Composée de biologistes de l’évolution et de paléontologues, l’équipe a étudié la forme de l’oreille interne chez les Afrotheria, comme par exemple l’éléphant ou le lamantin. Les chercheurs ont comparé la forme de leur oreille à celle d’autres mammifères analogues sur le plan de l’anatomie, de l’écologie et/ou du comportement locomoteur, mais qui ne leur sont apparentés que de très loin, comme les rongeurs, ou les dauphins. « Nous avons constaté que la forme de l’oreille interne est plus similaire entre les espèces analogues qu’entre les espèces non analogues, même lorsque ces dernières partagent un ancêtre commun plus récent et sont donc plus étroitement apparentées » , explique Nicole Grunstra. L’étude a également mis en évidence des formes d’oreilles similaires chez d’autres espèces éloignées ayant le même environnement ou la même stratégie alimentaire. « Nous avons également pu montrer que des mammifères similaires sur le plan éco-morphologique ont évolué vers des formes d’oreilles similaires en tant qu’adaptation à des niches écologiques ou à des locomotions communes, plutôt que par hasard », interprète Anne Le Maître, autrice principale de l’étude. Il s’agit là d’une preuve solide de convergence évolutive, un processus au cours duquel des formes ancestralement différentes évoluent indépendamment pour devenir similaires en raison de pressions de sélection partagées, ainsi soumises aux mêmes contraintes environnementales.

Illust:103.6 ko, 690x462

Les lamantins sont des mammifères afrothériens et strictement aquatiques. Ils n’ont qu’une parenté très lointaine avec les cétacés (baleines et les dauphins). Les lamantins et les cétacés ont adopté un mode de vie aquatique indépendamment les uns des autres, car leur dernier ancêtre commun était terrestre. © Pixabay

Pour conclure, cette nouvelle étude semble contredire des travaux récents sur les oiseaux, les reptiles et certains mammifères qui avaient mis en doute l’importance des processus adaptatifs dans les variations de forme de l’oreille interne chez les vertébrés. L’oreille des mammifères présenterait une plus grande « évolvabilité », c’est-à-dire la capacité intrinsèque à évoluer de manière adaptative, en ayant acquis plusieurs composants supplémentaires au cours de l’évolution. Cette évolvabilité accrue de l’oreille pourrait avoir facilité l’adaptation rapide à de nouveaux environnements et comportements locomoteurs au cours de l’évolution des mammifères.

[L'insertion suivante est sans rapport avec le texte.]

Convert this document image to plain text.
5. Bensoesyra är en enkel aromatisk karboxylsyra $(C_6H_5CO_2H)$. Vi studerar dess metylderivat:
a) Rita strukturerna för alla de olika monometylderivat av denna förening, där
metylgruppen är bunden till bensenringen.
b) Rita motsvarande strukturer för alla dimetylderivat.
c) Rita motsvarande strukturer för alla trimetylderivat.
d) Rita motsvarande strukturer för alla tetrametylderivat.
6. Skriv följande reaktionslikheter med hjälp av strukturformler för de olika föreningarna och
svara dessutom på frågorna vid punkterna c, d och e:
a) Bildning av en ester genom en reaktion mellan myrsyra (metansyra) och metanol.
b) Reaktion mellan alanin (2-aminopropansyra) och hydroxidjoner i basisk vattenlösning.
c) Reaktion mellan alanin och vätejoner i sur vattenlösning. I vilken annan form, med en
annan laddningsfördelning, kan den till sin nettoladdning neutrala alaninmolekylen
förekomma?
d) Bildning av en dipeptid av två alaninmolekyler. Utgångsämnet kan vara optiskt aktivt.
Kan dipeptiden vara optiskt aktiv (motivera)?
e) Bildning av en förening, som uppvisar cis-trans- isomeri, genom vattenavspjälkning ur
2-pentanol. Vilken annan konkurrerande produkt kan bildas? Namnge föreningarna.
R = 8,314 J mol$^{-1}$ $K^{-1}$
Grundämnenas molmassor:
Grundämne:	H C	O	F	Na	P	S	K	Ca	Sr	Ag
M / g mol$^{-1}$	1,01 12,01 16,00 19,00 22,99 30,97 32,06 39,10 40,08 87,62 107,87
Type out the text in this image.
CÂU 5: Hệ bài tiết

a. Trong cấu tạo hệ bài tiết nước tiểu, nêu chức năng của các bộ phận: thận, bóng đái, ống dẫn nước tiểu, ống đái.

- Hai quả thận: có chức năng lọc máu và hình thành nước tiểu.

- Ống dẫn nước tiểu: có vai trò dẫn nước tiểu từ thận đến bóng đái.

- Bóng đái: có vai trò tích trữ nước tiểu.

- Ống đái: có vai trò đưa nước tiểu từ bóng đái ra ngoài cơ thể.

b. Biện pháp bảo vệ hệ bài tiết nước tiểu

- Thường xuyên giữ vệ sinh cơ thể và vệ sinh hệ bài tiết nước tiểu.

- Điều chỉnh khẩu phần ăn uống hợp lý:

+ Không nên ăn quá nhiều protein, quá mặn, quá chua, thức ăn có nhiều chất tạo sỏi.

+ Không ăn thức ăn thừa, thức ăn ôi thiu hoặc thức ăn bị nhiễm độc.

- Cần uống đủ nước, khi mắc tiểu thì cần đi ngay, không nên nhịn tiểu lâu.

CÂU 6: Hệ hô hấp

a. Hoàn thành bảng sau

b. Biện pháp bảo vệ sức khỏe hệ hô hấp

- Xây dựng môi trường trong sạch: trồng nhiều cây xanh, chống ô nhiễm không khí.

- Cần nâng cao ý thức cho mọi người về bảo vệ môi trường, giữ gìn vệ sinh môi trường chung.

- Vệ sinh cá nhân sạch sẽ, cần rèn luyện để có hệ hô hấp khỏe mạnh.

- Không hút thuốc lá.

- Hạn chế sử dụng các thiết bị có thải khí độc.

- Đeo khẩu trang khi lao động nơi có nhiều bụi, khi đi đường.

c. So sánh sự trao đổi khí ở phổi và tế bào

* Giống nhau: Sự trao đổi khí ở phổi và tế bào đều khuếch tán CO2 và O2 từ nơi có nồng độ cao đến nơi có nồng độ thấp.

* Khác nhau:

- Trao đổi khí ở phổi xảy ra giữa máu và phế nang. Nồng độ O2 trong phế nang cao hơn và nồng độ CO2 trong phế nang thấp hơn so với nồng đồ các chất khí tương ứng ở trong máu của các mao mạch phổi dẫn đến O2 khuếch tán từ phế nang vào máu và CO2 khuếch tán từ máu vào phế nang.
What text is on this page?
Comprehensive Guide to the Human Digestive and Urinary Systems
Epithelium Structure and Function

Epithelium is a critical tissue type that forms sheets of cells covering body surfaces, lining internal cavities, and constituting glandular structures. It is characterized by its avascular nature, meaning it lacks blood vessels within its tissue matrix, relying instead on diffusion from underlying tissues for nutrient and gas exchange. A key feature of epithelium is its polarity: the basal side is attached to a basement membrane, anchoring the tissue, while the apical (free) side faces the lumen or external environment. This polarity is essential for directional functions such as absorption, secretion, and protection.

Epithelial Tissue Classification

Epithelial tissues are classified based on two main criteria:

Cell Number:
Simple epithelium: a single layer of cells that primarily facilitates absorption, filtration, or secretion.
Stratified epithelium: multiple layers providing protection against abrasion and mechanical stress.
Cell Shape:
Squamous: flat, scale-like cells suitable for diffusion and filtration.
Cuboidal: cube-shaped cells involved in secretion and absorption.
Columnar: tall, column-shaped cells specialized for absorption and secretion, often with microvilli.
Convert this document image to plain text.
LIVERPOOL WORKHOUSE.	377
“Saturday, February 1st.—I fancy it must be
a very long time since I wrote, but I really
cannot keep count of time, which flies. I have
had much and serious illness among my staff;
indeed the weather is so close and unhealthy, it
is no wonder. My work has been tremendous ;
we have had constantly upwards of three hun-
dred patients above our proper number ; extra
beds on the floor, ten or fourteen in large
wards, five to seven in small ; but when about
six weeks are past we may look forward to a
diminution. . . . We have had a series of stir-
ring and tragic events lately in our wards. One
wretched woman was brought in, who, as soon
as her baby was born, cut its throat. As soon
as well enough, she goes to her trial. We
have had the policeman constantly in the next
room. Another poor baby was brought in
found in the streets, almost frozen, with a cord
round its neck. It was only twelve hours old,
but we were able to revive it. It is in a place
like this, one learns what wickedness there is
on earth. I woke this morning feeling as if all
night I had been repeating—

Sur le parcours d’Anne Le Maître

Depuis 2024, elle a rejoint l’Institut Konrad Lorenz pour la recherche en évolution et en cognition (KLI) à Klosterneuburg, près de Vienne, pour travailler sur le concept d’évolvabilité – c’est-à-dire la capacité à évoluer en s’adaptant – appliqué à l’oreille des mammifères et des oiseaux. Son travail se situe à l’intersection entre biologie évolutive, paléontologie et anthropologie biologique. Elle s’intéresse également à l’histoire de ces disciplines et aux relations entre science et société. Parallèlement à ses activités de recherche, elle participe activement à diverses initiatives visant à promouvoir l’équité, la justice et la démocratie dans les institutions de recherche et dans la société. Elle est également membre du conseil d’administration de la Société d’Anthropologie de Paris et rédactrice-en-chef de sa revue, les BMSAP. Agrégée en sciences de la vie et de la Terre, Anne Le Maître est une ancienne élève de l’École Normale Supérieure de Lyon, de l’Université de Poitiers. De 2017 à 2023, elle a travaillé avec Philipp Mitteröcker au département de biologie théorique de l’Université de Vienne, pour comprendre les causes biologiques des variations de formes à l’échelle d’une espèce et entre espèces.

Publication originale :
Grunstra, NDS, Hollinetz, F, Bravo Morante, G, Zachos, FE, Pfaff, C, Winkler, V, Mitteroecker, P & Le Maître, A. (2024). Convergent evolution in Afrotheria and non-afrotherians demonstrates high evolvability of the mammalian inner ear. Nature Communications 15, 7869.